大ちゃんや水口さんも、すぐに作れる大ちゃんダンゴを使っている。
■仕掛け■
仕掛け自体はシンプルで、誰でも簡単にセットできるだろう。
道糸とハリスは、狙うチヌによって太さを使い分ける。
写真/大ちゃん寝ウキは、小型スナップサルカンを使って道糸にセットする。ウキの交換が素早くできる上、シモリ玉に直接寝ウキが当たって動きが悪くなるのを防いでくれる。
■寝ウキ(大ちゃん寝ウキ)■
4種類ある大ちゃん寝ウキの中で、オールマイティーに使えるのが2型。波があっても、うまく波に乗ってくれるためアタリをとりやすい。ベタ凪で、食い渋る状況なら5型で小さなアタリをとるのも効果的だ。大ちゃん寝ウキを道糸にセットする時は、小型のスナップサルカンを使う。寝ウキの上下にシモリ玉(寝ウキシモリ)がセットされているが、基本的にウキ止めはつけない。ただ水口さんは、潮流が速すぎてウキとサシエが離れ過ぎてしまう場合には、水深の1.5〜2倍くらいのところにウキ止めをつけることがある。これは、ウキとサシエが離れすぎないようにするためで、アタリをとるためのものではない。道糸を軽く張り気味にしながら仕掛けを流していけば、ウキ止めがなくても寝ウキと道糸の接点が抵抗となり、かなり小さなアタリでも寝ウキが反応してくれる。寝ウキのアタリは、ウキがゆっくりと立ち上がる。一気に引き込まれることもあるが、ウキのトップが数cm海面から離れたところでアワセを入れることが多い。
■ライン&針■
道糸はフロートラインを主に使用する。潮流に仕掛けを乗せて流していく時に、たるみができた道糸をこまめに修正しやすいからだ。道糸は、海上で見えやすい白やオレンジを使う。竿先から寝ウキまでの間、道糸ができるだけ一直線になるようにする。
●注意点
大ちゃんが、ここに注意してと強調するのがハリスの傷。ダンゴでサシエを包む時に、どうしてもハリスが擦れて傷が付いてしまうからだ。さわってみてザラザラになっている時はもちろん、ハリスが白っぽくなっていたら、その部分を切ってきれいな部分に針を結ぶようにする。
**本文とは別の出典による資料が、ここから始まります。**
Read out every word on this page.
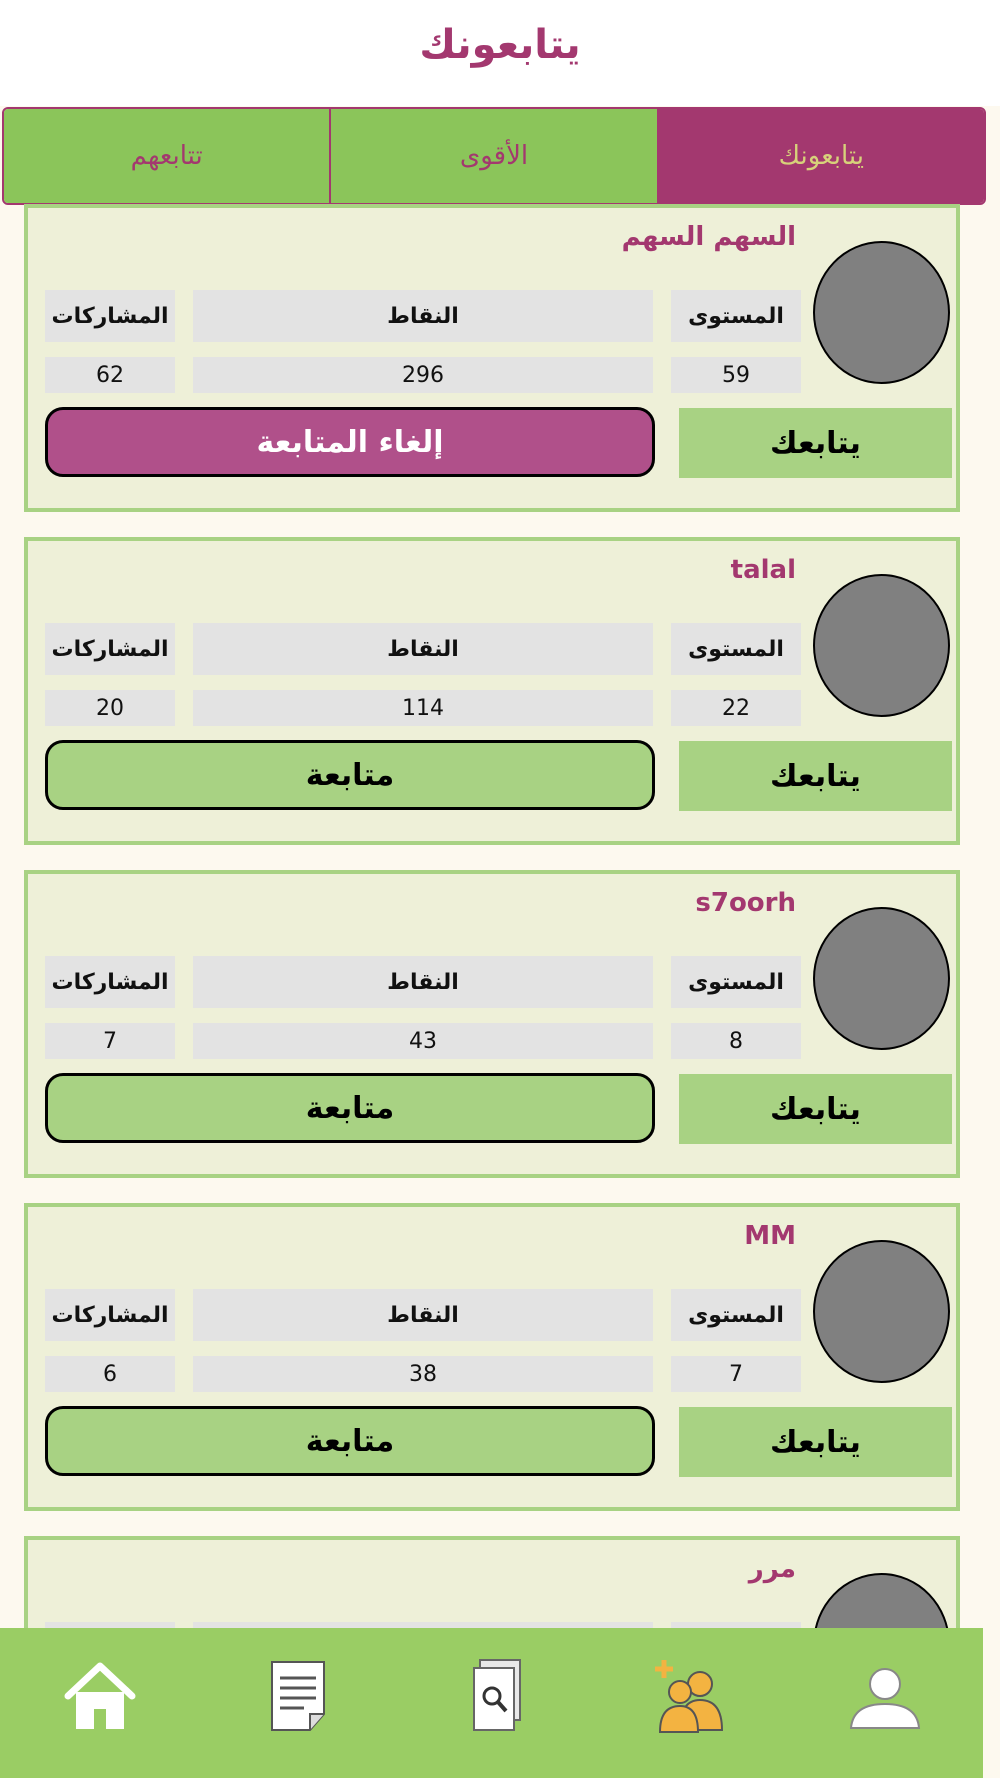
يتابعونك
يتابعونك
الأقوى
تتابعهم
السهم السهم
المستوى
النقاط
المشاركات
59
296
62
يتابعك
إلغاء المتابعة
talal
المستوى
النقاط
المشاركات
22
114
20
يتابعك
متابعة
s7oorh
المستوى
النقاط
المشاركات
8
43
7
يتابعك
متابعة
MM
المستوى
النقاط
المشاركات
7
38
6
يتابعك
متابعة
مرر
ハリスと同様に、針先にも常に気を使う。少しでも針先が丸くなっているようならすぐに付け替える。寝ウキ釣法をはじめ、紀州釣りではどうしてもラインに多少のたるみが出てしまう。そのため、チヌの口にしっかり針掛かりさせるためには、竿を大きく早くビュンと音がするほどあおってアワセを入れてやる。針先が丸まっていては、どんなにアワセを入れても針掛かりしないのだ。
■ガン玉■
水口さんは、寝ウキ釣法(特に潮流のある場所で)はフカセ釣りと紀州釣りの融合のような釣りだと言う。割れたダンゴ(マキエ)とサシエが、潮に乗って同調しながら流れていく様子は、まさしくフカセ釣りだ。
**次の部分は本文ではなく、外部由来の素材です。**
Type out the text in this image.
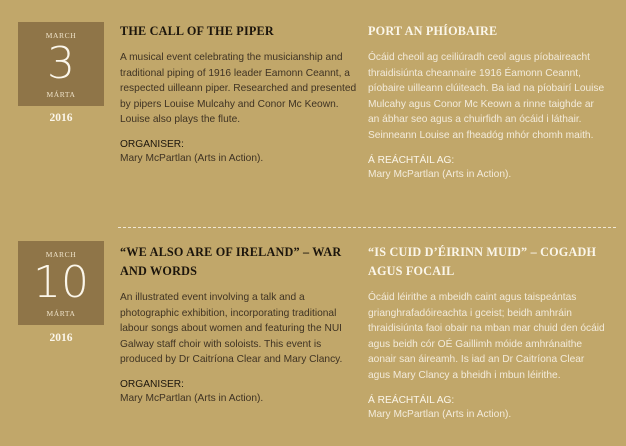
MARCH
3
MÁRTA
2016
THE CALL OF THE PIPER

A musical event celebrating the musicianship and traditional piping of 1916 leader Eamonn Ceannt, a respected uilleann piper. Researched and presented by pipers Louise Mulcahy and Conor Mc Keown. Louise also plays the flute.

ORGANISER:

Mary McPartlan (Arts in Action).

PORT AN PHÍOBAIRE

Ócáid cheoil ag ceiliúradh ceol agus píobaireacht thraidisiúnta cheannaire 1916 Éamonn Ceannt, píobaire uilleann clúiteach. Ba iad na píobairí Louise Mulcahy agus Conor Mc Keown a rinne taighde ar an ábhar seo agus a chuirfidh an ócáid i láthair. Seinneann Louise an fheadóg mhór chomh maith.

Á REÁCHTÁIL AG:

Mary McPartlan (Arts in Action).

MARCH
10
MÁRTA
2016
“WE ALSO ARE OF IRELAND” – WAR AND WORDS

An illustrated event involving a talk and a photographic exhibition, incorporating traditional labour songs about women and featuring the NUI Galway staff choir with soloists. This event is produced by Dr Caitríona Clear and Mary Clancy.

ORGANISER:

Mary McPartlan (Arts in Action).

“IS CUID D’ÉIRINN MUID” – COGADH AGUS FOCAIL

Ócáid léirithe a mbeidh caint agus taispeántas grianghrafadóireachta i gceist; beidh amhráin thraidisiúnta faoi obair na mban mar chuid den ócáid agus beidh cór OÉ Gaillimh móide amhránaithe aonair san áireamh. Is iad an Dr Caitríona Clear agus Mary Clancy a bheidh i mbun léirithe.

Á REÁCHTÁIL AG:

Mary McPartlan (Arts in Action).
自然にサシエが漂うように、ハリスにガン玉を打たない完全フカセ仕掛けを使うのはそのためだ。潮が動かないような場所でも、フラフラとサシエが漂うためチヌの食いがいい。ただ潮が速い時や2枚潮の場合は、ハリスにガン玉(G4号)を1個打って仕掛けをなじませることもある。ガン玉は、針から半ヒロ(約75cm)のところを基準に、潮が速ければ少しずつ針に近づけてやる。
■その他の道具■
ダンゴの投入にはヒシャク=大ちゃんダンゴシャク(キザクラ)を使う。これなら初めての人でも、ダンゴを割らずに広範囲に投入できる。ダンゴを握った後に手を洗うバケツやタオル。ダンゴを握る時に両手を使うので、竿置きも紀州釣りの必需品だ。
■投入&流し方■潮流が速い時は波止の上を移動
ダンゴでサシエを包んだら、ヒシャクでポイントへ投入。まず、リールをフリーにして道糸を少し多めに出して、指でスプールを軽く押さえて道糸が出るのを抑えておく。
投入は遠投するならオーバースローが適している。
ただ、最初は道糸が竿に絡まったりといったトラブルが少ないアンダースローのほうが投げやすい。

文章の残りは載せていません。